Thursday, 1 March 2012

Cutting Through Time: Jeanette Sendler at the Collins Gallery

Whenever I have asked people about venues to show textile art in Scotland, th ere has only been one response: the Collins Gallery in Glasgow. Sadly, the University of Strathclyde has decided that whilst it can run non degree courses in painting and genealogy that my dad attends, running a world class gallery is not part of its remit.

Its final textile show is drawing to a close and I went to see it yesterday. It was well worth the visit. Jeanette Sendler is a German born artist who now lives in Scotland. Her practice is varied and in the past has made significant work involving felt. However, this group of work is based around the notions of pattern cutting and shaping for the body. The materials used were simple, giving an honesty to the work. The contrast of the calico to the light brown of the pattern paper was subtle and effective.

I particularly liked the wall mounted, ribbed pieces, which gave the impression they may fly off the wall at any moment and launch into the air. The multiple shadows were also enchanting, a by-product, I suspect, rather reminiscent of Caroline Broadhead's work of a number of years ago.
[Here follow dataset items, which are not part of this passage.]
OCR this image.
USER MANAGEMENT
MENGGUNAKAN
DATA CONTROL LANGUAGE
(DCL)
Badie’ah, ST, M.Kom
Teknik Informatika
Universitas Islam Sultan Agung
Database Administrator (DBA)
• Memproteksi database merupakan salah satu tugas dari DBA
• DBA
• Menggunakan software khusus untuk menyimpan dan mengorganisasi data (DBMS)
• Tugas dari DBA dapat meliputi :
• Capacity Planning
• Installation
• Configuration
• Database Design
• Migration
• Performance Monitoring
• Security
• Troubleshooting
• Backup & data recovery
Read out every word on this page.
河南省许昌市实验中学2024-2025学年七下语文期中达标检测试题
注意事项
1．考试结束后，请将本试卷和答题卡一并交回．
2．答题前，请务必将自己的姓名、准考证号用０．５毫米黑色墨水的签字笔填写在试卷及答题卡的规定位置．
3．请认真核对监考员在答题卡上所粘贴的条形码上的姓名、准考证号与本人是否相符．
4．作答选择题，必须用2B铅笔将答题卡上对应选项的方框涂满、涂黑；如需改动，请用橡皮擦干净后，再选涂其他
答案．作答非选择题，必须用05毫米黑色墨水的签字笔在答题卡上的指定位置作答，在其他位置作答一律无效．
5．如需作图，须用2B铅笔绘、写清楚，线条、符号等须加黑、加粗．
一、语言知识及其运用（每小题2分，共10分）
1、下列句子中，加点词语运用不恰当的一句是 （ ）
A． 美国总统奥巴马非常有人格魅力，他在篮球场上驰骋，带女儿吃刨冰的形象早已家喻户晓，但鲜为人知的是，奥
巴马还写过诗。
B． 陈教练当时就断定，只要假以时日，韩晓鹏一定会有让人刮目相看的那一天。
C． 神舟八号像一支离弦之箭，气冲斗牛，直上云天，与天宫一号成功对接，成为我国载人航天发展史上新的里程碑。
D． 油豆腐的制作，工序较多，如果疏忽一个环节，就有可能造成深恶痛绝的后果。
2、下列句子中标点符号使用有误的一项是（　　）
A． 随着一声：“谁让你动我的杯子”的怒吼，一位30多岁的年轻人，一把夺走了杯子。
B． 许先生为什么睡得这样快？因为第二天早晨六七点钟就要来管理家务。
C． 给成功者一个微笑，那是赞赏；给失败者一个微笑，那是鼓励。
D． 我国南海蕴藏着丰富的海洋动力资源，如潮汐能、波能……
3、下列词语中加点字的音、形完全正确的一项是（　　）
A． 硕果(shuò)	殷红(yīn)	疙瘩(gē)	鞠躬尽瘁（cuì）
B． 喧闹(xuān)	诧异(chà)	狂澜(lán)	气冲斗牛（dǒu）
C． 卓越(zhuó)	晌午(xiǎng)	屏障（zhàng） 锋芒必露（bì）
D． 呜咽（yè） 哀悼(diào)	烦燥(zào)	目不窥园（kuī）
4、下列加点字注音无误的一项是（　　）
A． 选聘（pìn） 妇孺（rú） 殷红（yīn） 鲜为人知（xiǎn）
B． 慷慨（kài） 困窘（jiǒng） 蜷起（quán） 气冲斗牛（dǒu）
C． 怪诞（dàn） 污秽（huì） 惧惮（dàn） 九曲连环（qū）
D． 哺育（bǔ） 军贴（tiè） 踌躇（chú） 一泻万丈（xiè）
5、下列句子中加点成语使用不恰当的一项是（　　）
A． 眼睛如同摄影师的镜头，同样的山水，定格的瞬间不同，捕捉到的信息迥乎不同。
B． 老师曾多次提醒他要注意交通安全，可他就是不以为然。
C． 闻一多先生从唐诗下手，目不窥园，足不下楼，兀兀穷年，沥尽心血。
I have always enjoyed my visits to the Collins Gallery and the symposiums they have often run in conjunction with the shows, even if I haven't been able to attend them for a while as they always clash with the Saturday morning kids art class I run, which is a terrible shame given the exciting programme they had for the last one.  Change is inevitable, but it is sad when it seems a retrograde step like closing the best gallery in Scotland.


Margaret said...

It is indeed a pity...but I find myself wondering why the Glasgow School of Art, of which CRM was so much a part, hasn't developed something to show textiles, which were so important to him and his wife... Just a thought.

friedaquilter said...

A sad day indeed for all textile artists as well as for everyone interested in having world class galleries in Scotland. And so much expertise lost in the shape of Laura Hamilton, the curator!

Maggi said...

Sorry to hear about the gallery closure. Thank you for sharing the final exhibition with us though.